Aim of the study: Evaluate the anti-ulcer effects of Bisabolangelone from Angelica polymorpha Maxim and provide the basic data to further study for the Angelica polymorpha and Bisabolangelone. Materials and methods: Bisabolangelone was isolated from Angelica polymorpha Maxim collected from Shennongjia Forest District of China. The structure of Bisabolangelone was elucidated by NMR and MS spectrums. The anti-ulcer effects were evaluated with length of lesion (mm) and activity of H(+)/K(+)-ATPase in two models induced by ethanol and Pylorus ligation. Experimental groups were administered with different doses of Bisabolangelone (3.8, 7.6 and 15.3 mg/kg). The positive control group was administered omeprazole with a dose of 3.3 mg/kg. Results: Bisabolangelone significantly reduced the length of lesion (3.8, 7.6 and 15.3 mg/kg, P<0.01), inhibited the activity of H(+)/K(+)-ATPase (3.8, 7.6 and 15.3 mg/kg, P<0.01), decreased the volume of gastric juice (7.6 and 15.3 mg/kg, P<0.05), and increased the pH value of gastric juice (7.6 and 15.3 mg/kg, P<0.01, 3.8 mg/kg, P<0.05). Conclusions: Bisabolangelone is the main anti-ulcer active compound of Angelica polymorpha, and remarkably preventive and therapeutic action on gastric ulcer. It is possible that Bisabolangelone inhibited the activity of the H(+)/K(+)-ATPase, then reducing the secretion of H(+), and the anti-ulcer mechanism of Bisabolangelone was deserved to be further studied.

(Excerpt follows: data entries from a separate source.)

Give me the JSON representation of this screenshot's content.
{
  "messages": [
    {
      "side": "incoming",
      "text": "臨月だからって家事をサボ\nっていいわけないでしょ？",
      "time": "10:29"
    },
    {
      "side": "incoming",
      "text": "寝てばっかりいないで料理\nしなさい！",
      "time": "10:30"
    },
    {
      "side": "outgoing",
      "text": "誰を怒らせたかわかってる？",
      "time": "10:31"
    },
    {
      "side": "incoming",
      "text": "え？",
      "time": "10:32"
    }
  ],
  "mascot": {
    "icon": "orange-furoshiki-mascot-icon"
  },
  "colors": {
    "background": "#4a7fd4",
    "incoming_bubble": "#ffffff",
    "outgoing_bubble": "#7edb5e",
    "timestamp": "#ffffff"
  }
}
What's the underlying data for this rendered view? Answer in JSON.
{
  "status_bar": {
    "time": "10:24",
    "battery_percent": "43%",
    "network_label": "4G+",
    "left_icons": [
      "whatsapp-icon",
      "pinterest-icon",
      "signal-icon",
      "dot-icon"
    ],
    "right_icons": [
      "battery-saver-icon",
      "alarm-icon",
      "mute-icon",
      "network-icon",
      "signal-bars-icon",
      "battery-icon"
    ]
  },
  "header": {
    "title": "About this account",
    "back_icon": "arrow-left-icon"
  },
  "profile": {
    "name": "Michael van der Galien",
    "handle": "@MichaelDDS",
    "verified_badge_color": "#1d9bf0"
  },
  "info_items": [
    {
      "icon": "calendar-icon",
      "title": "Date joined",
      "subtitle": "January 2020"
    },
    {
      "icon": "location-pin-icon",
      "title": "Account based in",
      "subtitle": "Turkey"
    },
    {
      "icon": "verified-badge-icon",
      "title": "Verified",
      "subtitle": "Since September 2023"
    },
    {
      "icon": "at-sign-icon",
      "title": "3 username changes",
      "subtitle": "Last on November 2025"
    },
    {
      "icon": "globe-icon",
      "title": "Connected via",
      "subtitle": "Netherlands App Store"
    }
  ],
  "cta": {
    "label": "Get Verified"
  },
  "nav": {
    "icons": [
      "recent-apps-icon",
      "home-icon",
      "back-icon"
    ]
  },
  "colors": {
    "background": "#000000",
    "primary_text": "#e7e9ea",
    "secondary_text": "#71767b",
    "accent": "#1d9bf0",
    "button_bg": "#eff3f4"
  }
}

Toxicity of Bisabolangelone from Ostericum koreanum roots to Dermatophagoides farinae and Dermatophagoides pteronyssinus (Acari: Pyroglyphidae)

J Agric Food Chem 2006 May 17;54(10):3547-50.PMID:19127723DOI:10.1021/jf060140d.

The acaricidal activity of materials derived from the roots of Ostericum koreanum (Apiaceae) toward adults of Dermatophagoides farinae and Dermatophagoides pteronyssinus was examined by direct contact and vapor phase toxicity bioassays. Results were compared with those of three acaricides: benzyl benzoate, dibutyl phthalate, and N,N-diethyl-m-toluamide (DEET). The active principle was identified as the sesquiterpenoid Bisabolangelone by spectroscopic analysis. In fabric-piece contact toxicity bioassays using adult D. farinae, Bisabolangelone (1.88 microg/cm2) was more toxic than benzyl benzoate (11.91 microg/cm2), DEET (62.20 microg/cm2), or dibutyl phthalate (79.54 microg/cm2), based on 24-h LD50 values. Against adult D. pteronyssinus, Bisabolangelone (1.79 microg/cm2) was similarly more active than benzyl benzoate (9.65 microg/cm2), DEET (64.45 microg/cm2), and dibutyl phthalate (77.79 microg/cm2). In vapor phase toxicity tests with both mite species, Bisabolangelone was equitoxic in closed versus open containers. These results indicate that Bisabolangelone was largely toxic through contact action. Bisabolangelone merits further study as a potential contact acaricide or lead for the control of house dust mites.